With Penbuy and the soldiers dismissed and himself at last behind the closed and guarded doors of his own inner chamber, he allowed Kasa to remove his shoulder-length black wig, unscrew the turquoise earrings he favoured and rid his arms and hands of rings and bracelets. The kilt was unwrapped and laid aside. With a gusty sigh of weariness and pleasure, Khaemwaset lowered himself onto his couch, face down among the soft pillows, and felt the warm scented olive oil drip from Kasa’s dish onto his back. He closed his eyes. For a long time he gave himself up to the contentment of Kasa’s strong hands kneading away the muscle knots of the day’s tensions and sliding firmly over his buttocks and legs. Then Kasa said, “Your pardon, Prince, but you neither look nor feel well. Your skin has the consistency of goat’s cheese tonight. The underlying muscles are becoming flabby and unsightly. May I prescribe for you?”
With mouth buried in cushions, Khaemwaset chuckled. “The physician should take some of his own advice?” he said. “Prescribe if you wish, my friend, and then I will tell you if I have the time or the inclination to obey. I am, as you know, thirty-seven years old. Nubnofret also nags me about my aging body but truly, as long as it serves to carry me through my duties and does not interfere with my pleasures, I prefer not to inconvenience it.” Kasa’s stiff fingers suddenly dug into his muscles and Khaemwaset could feel the man’s disapproval.
“Scrambling in and out of old tombs and climbing pyramids requires a level of fitness in a man that your Highness is fast losing,” he objected sententiously. “I who love you beg you to order Amek to give you regular wrestling bouts, archery practice and swimming time. Your Highness knows that he is neglecting a fine constitution.”
Khaemwaset was about to formulate a brisk reply when his mind all at once filled with a vision of his little dancer patient. He had not consciously evaluated her body, only her complaint, but now he remembered her flat, taut belly, the smooth delineation of muscles under the skin of her thighs, the economical swell of hips over which no fat was laid. The picture made him feel old and melancholy and vaguely empty. I’m tired, he told himself. “Thank you Kasa,” he managed. “Put the oil away. Remove the paint from my face and hands and bring the night lamp. And please tell Ib that I am not to be disturbed by any sounds of packing tomorrow.” He submitted to his body servant’s quiet expert ministrations until at last he saw the door close and he was alone with the friendly flicker of the tiny flame imprisoned in its alabaster jar, and the room’s thick, slow-moving shadows.

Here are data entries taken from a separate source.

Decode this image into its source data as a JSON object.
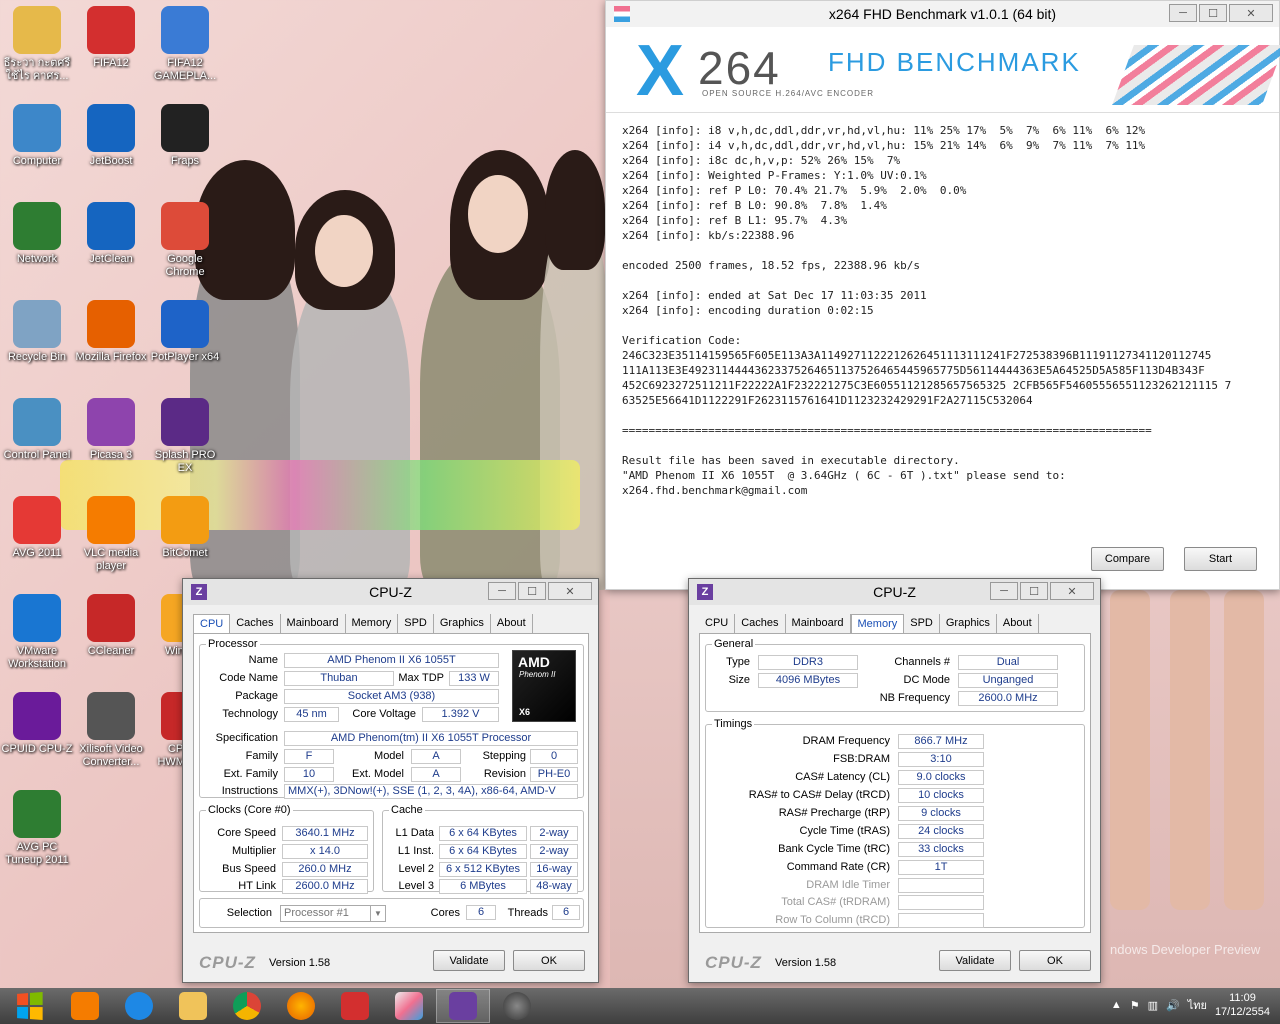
{
  "desktop": {
    "icons": [
      {
        "id": "user",
        "label": "ธีระวา กะตศรี ใช้ไร คาศร...",
        "icon": "folder-user-icon",
        "color": "#e6b94a"
      },
      {
        "id": "fifa12",
        "label": "FIFA12",
        "icon": "fifa-icon",
        "color": "#d32f2f"
      },
      {
        "id": "fifa12-gameplay",
        "label": "FIFA12 GAMEPLA...",
        "icon": "gameplay-icon",
        "color": "#3a7bd5"
      },
      {
        "id": "computer",
        "label": "Computer",
        "icon": "computer-icon",
        "color": "#3d87c9"
      },
      {
        "id": "jetboost",
        "label": "JetBoost",
        "icon": "jetboost-icon",
        "color": "#1565c0"
      },
      {
        "id": "fraps",
        "label": "Fraps",
        "icon": "fraps-icon",
        "color": "#222"
      },
      {
        "id": "network",
        "label": "Network",
        "icon": "network-icon",
        "color": "#2e7d32"
      },
      {
        "id": "jetclean",
        "label": "JetClean",
        "icon": "jetclean-icon",
        "color": "#1565c0"
      },
      {
        "id": "chrome",
        "label": "Google Chrome",
        "icon": "chrome-icon",
        "color": "#dd4b39"
      },
      {
        "id": "recycle",
        "label": "Recycle Bin",
        "icon": "recycle-bin-icon",
        "color": "#7fa3c4"
      },
      {
        "id": "firefox",
        "label": "Mozilla Firefox",
        "icon": "firefox-icon",
        "color": "#e66000"
      },
      {
        "id": "potplayer",
        "label": "PotPlayer x64",
        "icon": "potplayer-icon",
        "color": "#1e63c8"
      },
      {
        "id": "control",
        "label": "Control Panel",
        "icon": "control-panel-icon",
        "color": "#4a90c2"
      },
      {
        "id": "picasa",
        "label": "Picasa 3",
        "icon": "picasa-icon",
        "color": "#8e44ad"
      },
      {
        "id": "splash",
        "label": "Splash PRO EX",
        "icon": "splash-icon",
        "color": "#5b2a86"
      },
      {
        "id": "avg",
        "label": "AVG 2011",
        "icon": "avg-icon",
        "color": "#e53935"
      },
      {
        "id": "vlc",
        "label": "VLC media player",
        "icon": "vlc-icon",
        "color": "#f57c00"
      },
      {
        "id": "bitcomet",
        "label": "BitComet",
        "icon": "bitcomet-icon",
        "color": "#f39c12"
      },
      {
        "id": "vmware",
        "label": "VMware Workstation",
        "icon": "vmware-icon",
        "color": "#1976d2"
      },
      {
        "id": "ccleaner",
        "label": "CCleaner",
        "icon": "ccleaner-icon",
        "color": "#c62828"
      },
      {
        "id": "winamp",
        "label": "Winamp",
        "icon": "winamp-icon",
        "color": "#f5a623"
      },
      {
        "id": "cpuz",
        "label": "CPUID CPU-Z",
        "icon": "cpuz-icon",
        "color": "#6a1b9a"
      },
      {
        "id": "xilisoft",
        "label": "Xilisoft Video Converter...",
        "icon": "film-reel-icon",
        "color": "#555"
      },
      {
        "id": "hwmonitor",
        "label": "CPUID HWMonitor",
        "icon": "hwmonitor-icon",
        "color": "#c62828"
      },
      {
        "id": "avgtuneup",
        "label": "AVG PC Tuneup 2011",
        "icon": "tuneup-icon",
        "color": "#2e7d32"
      }
    ]
  },
  "x264": {
    "title": "x264 FHD Benchmark v1.0.1 (64 bit)",
    "banner_x": "X",
    "banner_num": "264",
    "banner_text": "FHD BENCHMARK",
    "banner_sub": "OPEN SOURCE H.264/AVC ENCODER",
    "log": "x264 [info]: i8 v,h,dc,ddl,ddr,vr,hd,vl,hu: 11% 25% 17%  5%  7%  6% 11%  6% 12%\nx264 [info]: i4 v,h,dc,ddl,ddr,vr,hd,vl,hu: 15% 21% 14%  6%  9%  7% 11%  7% 11%\nx264 [info]: i8c dc,h,v,p: 52% 26% 15%  7%\nx264 [info]: Weighted P-Frames: Y:1.0% UV:0.1%\nx264 [info]: ref P L0: 70.4% 21.7%  5.9%  2.0%  0.0%\nx264 [info]: ref B L0: 90.8%  7.8%  1.4%\nx264 [info]: ref B L1: 95.7%  4.3%\nx264 [info]: kb/s:22388.96\n\nencoded 2500 frames, 18.52 fps, 22388.96 kb/s\n\nx264 [info]: ended at Sat Dec 17 11:03:35 2011\nx264 [info]: encoding duration 0:02:15\n\nVerification Code:\n246C323E35114159565F605E113A3A1149271122212626451113111241F272538396B11191127341120112745\n111A113E3E49231144443623375264651137526465445965775D56114444363E5A64525D5A585F113D4B343F\n452C6923272511211F22222A1F232221275C3E60551121285657565325 2CFB565F54605556551123262121115 7\n63525E56641D1122291F2623115761641D1123232429291F2A27115C532064\n\n================================================================================\n\nResult file has been saved in executable directory.\n\"AMD Phenom II X6 1055T  @ 3.64GHz ( 6C - 6T ).txt\" please send to:\nx264.fhd.benchmark@gmail.com",
    "compare": "Compare",
    "start": "Start"
  },
  "cpuz1": {
    "title": "CPU-Z",
    "tabs": [
      "CPU",
      "Caches",
      "Mainboard",
      "Memory",
      "SPD",
      "Graphics",
      "About"
    ],
    "active_tab": "CPU",
    "processor_legend": "Processor",
    "name_lbl": "Name",
    "name": "AMD Phenom II X6 1055T",
    "codename_lbl": "Code Name",
    "codename": "Thuban",
    "maxtdp_lbl": "Max TDP",
    "maxtdp": "133 W",
    "package_lbl": "Package",
    "package": "Socket AM3 (938)",
    "tech_lbl": "Technology",
    "tech": "45 nm",
    "corev_lbl": "Core Voltage",
    "corev": "1.392 V",
    "spec_lbl": "Specification",
    "spec": "AMD Phenom(tm) II X6 1055T Processor",
    "family_lbl": "Family",
    "family": "F",
    "model_lbl": "Model",
    "model": "A",
    "stepping_lbl": "Stepping",
    "stepping": "0",
    "extfamily_lbl": "Ext. Family",
    "extfamily": "10",
    "extmodel_lbl": "Ext. Model",
    "extmodel": "A",
    "revision_lbl": "Revision",
    "revision": "PH-E0",
    "instr_lbl": "Instructions",
    "instr": "MMX(+), 3DNow!(+), SSE (1, 2, 3, 4A), x86-64, AMD-V",
    "amd_logo": "AMD",
    "phenom_logo": "Phenom II",
    "x6_logo": "X6",
    "clocks_legend": "Clocks (Core #0)",
    "corespeed_lbl": "Core Speed",
    "corespeed": "3640.1 MHz",
    "mult_lbl": "Multiplier",
    "mult": "x 14.0",
    "bus_lbl": "Bus Speed",
    "bus": "260.0 MHz",
    "ht_lbl": "HT Link",
    "ht": "2600.0 MHz",
    "cache_legend": "Cache",
    "l1d_lbl": "L1 Data",
    "l1d": "6 x 64 KBytes",
    "l1d_way": "2-way",
    "l1i_lbl": "L1 Inst.",
    "l1i": "6 x 64 KBytes",
    "l1i_way": "2-way",
    "l2_lbl": "Level 2",
    "l2": "6 x 512 KBytes",
    "l2_way": "16-way",
    "l3_lbl": "Level 3",
    "l3": "6 MBytes",
    "l3_way": "48-way",
    "sel_lbl": "Selection",
    "sel": "Processor #1",
    "cores_lbl": "Cores",
    "cores": "6",
    "threads_lbl": "Threads",
    "threads": "6",
    "brand": "CPU-Z",
    "version": "Version 1.58",
    "validate": "Validate",
    "ok": "OK"
  },
  "cpuz2": {
    "title": "CPU-Z",
    "tabs": [
      "CPU",
      "Caches",
      "Mainboard",
      "Memory",
      "SPD",
      "Graphics",
      "About"
    ],
    "active_tab": "Memory",
    "general_legend": "General",
    "type_lbl": "Type",
    "type": "DDR3",
    "channels_lbl": "Channels #",
    "channels": "Dual",
    "size_lbl": "Size",
    "size": "4096 MBytes",
    "dcmode_lbl": "DC Mode",
    "dcmode": "Unganged",
    "nbfreq_lbl": "NB Frequency",
    "nbfreq": "2600.0 MHz",
    "timings_legend": "Timings",
    "dram_lbl": "DRAM Frequency",
    "dram": "866.7 MHz",
    "fsb_lbl": "FSB:DRAM",
    "fsb": "3:10",
    "cl_lbl": "CAS# Latency (CL)",
    "cl": "9.0 clocks",
    "trcd_lbl": "RAS# to CAS# Delay (tRCD)",
    "trcd": "10 clocks",
    "trp_lbl": "RAS# Precharge (tRP)",
    "trp": "9 clocks",
    "tras_lbl": "Cycle Time (tRAS)",
    "tras": "24 clocks",
    "trc_lbl": "Bank Cycle Time (tRC)",
    "trc": "33 clocks",
    "cr_lbl": "Command Rate (CR)",
    "cr": "1T",
    "idle_lbl": "DRAM Idle Timer",
    "trdram_lbl": "Total CAS# (tRDRAM)",
    "trcd2_lbl": "Row To Column (tRCD)",
    "brand": "CPU-Z",
    "version": "Version 1.58",
    "validate": "Validate",
    "ok": "OK"
  },
  "watermark": "ndows Developer Preview",
  "taskbar": {
    "lang": "ไทย",
    "time": "11:09",
    "date": "17/12/2554"
  },
  "colors": {
    "accent": "#1a4fb5",
    "value_text": "#1e3c8c",
    "x264_blue": "#2b9be0"
  }
}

Pushing the pillows to the floor he reached for the ebony headrest—Situ holding up the sky—and set it under his neck. He again closed his eyes and began to drift, still in the grip of the curious sadness that had come with the memory of his father’s tiny concubine and her perfect body. Why is it troubling me? he wondered dimly. What was it about that girl, seen for such a brief moment, that has tapped a well of such reflection in me tonight?
Then he knew, and was wide awake. Of course. She had somehow reminded him of the first woman he had ever had, a girl actually, no more than thirteen years old, with long, quick legs and the beginnings of firm breasts that had been at the time all dusky nipples that had hardened intriguingly under his questing tongue. He could taste her now as though he had possessed her not an hour ago. She had been one of the many little slaves employed in various easy ways by Pharaoh’s more august servants. Khaemwaset, himself barely fifteen, had walked into the palace’s reception hall to dine with some three hundred of his father’s guests. He remembered the pungent odour of the melting, perfumed head cones, the waft of massive bunches of lotus flowers everywhere, the din of laughter that overpowered the musician’s polite ripples.
The girl had approached and bowed, slipping a wreath of cornflowers over his head, standing on tiptoe to do it, and Khaemwaset had felt her naked breasts brush his chest, her warm, scentless breath envelop his face, before she retired and bowed again. Later, slightly drunk and flushed with the heat of the night and good food and his father’s especial attention, he had seen her flitting among the guests with golden party favours on a tray. He had walked up to her, taken the tray, handed it to a passing boy and ushered her impatiently into the garden.
The night had been very close and very black, like her eyes, like the triangle of coarse hair his fumbling fingers had been desperate to explore under her flimsy kilt linen. They had copulated behind a bush, just out of sound of a Shardana soldier standing guard, then she had giggled, re-tied her clothes and sprinted away.